Court records James Lancaster show he stole at least 272 checks worth about $1.7 million from 59 different businesses, including hospitals, utility companies and car dealerships, as well as charities and a cancer research center
A former customer service manager at a U.S. Postal Service office in Indianapolis was sentenced this week to 40 months in federal prison after pleading guilty to stealing hundreds of checks worth about $1.7 million that businesses had mailed.
James Lancaster, 42, fought back tears after U.S. District Court Judge Tanya Walton Pratt sentenced him, saying the Indianapolis man’s actions warranted a significant sentence, including prison time, WTHR-TV reported.

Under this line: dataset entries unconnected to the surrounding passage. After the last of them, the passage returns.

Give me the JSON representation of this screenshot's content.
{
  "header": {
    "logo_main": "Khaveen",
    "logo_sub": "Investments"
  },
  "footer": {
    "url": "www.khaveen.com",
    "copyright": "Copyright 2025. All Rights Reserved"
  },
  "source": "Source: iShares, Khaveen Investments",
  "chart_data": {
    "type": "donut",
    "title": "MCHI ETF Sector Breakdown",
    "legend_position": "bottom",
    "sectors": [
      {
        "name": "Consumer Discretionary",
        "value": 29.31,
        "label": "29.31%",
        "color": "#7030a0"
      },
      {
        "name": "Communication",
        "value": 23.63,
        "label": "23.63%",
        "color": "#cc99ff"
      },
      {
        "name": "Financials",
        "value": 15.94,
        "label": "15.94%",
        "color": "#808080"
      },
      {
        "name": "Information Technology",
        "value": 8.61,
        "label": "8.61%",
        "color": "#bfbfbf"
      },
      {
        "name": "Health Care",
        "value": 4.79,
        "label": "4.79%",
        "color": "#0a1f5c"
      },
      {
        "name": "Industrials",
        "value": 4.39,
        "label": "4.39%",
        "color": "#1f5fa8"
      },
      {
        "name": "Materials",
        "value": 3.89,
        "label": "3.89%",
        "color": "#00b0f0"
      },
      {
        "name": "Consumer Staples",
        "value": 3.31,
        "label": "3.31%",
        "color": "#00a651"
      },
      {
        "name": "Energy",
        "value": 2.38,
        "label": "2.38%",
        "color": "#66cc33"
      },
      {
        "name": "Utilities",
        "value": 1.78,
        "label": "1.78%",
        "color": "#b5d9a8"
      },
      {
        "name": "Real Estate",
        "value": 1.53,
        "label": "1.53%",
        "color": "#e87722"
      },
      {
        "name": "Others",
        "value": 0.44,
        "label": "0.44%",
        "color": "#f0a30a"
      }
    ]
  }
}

“The defendant really has no excuse for his actions,” she told the court after announcing Lancaster’s sentence. Pratt added that Lancaster was in a position of trust at a busy post office but had shown “nothing other than greed and disregard of the victims.”
She also ordered Lancaster to pay more than $88,000 in restitution to his victims, saying that his actions had “seriously impacted” local businesses and also eroded trust in the U.S. Postal Service.
Prosecutors said Lancaster was the customer-service manager at the New Augusta post-office branch on Indianapolis’s northwest side when he began stealing mail containing checks in early 2021.
Court records show he stole at least 272 checks worth about $1.7 million from 59 different businesses, including hospitals, utility companies and car dealerships, as well as charities and a cancer research center.
Lancaster pleaded guilty to mail theft and conspiracy to commit bank fraud.
A co-conspirator, Jordan McPhearson of Blue Island, Ill., was sentenced last year to 42 months in federal prison after pleading guilty to conspiracy to commit bank fraud.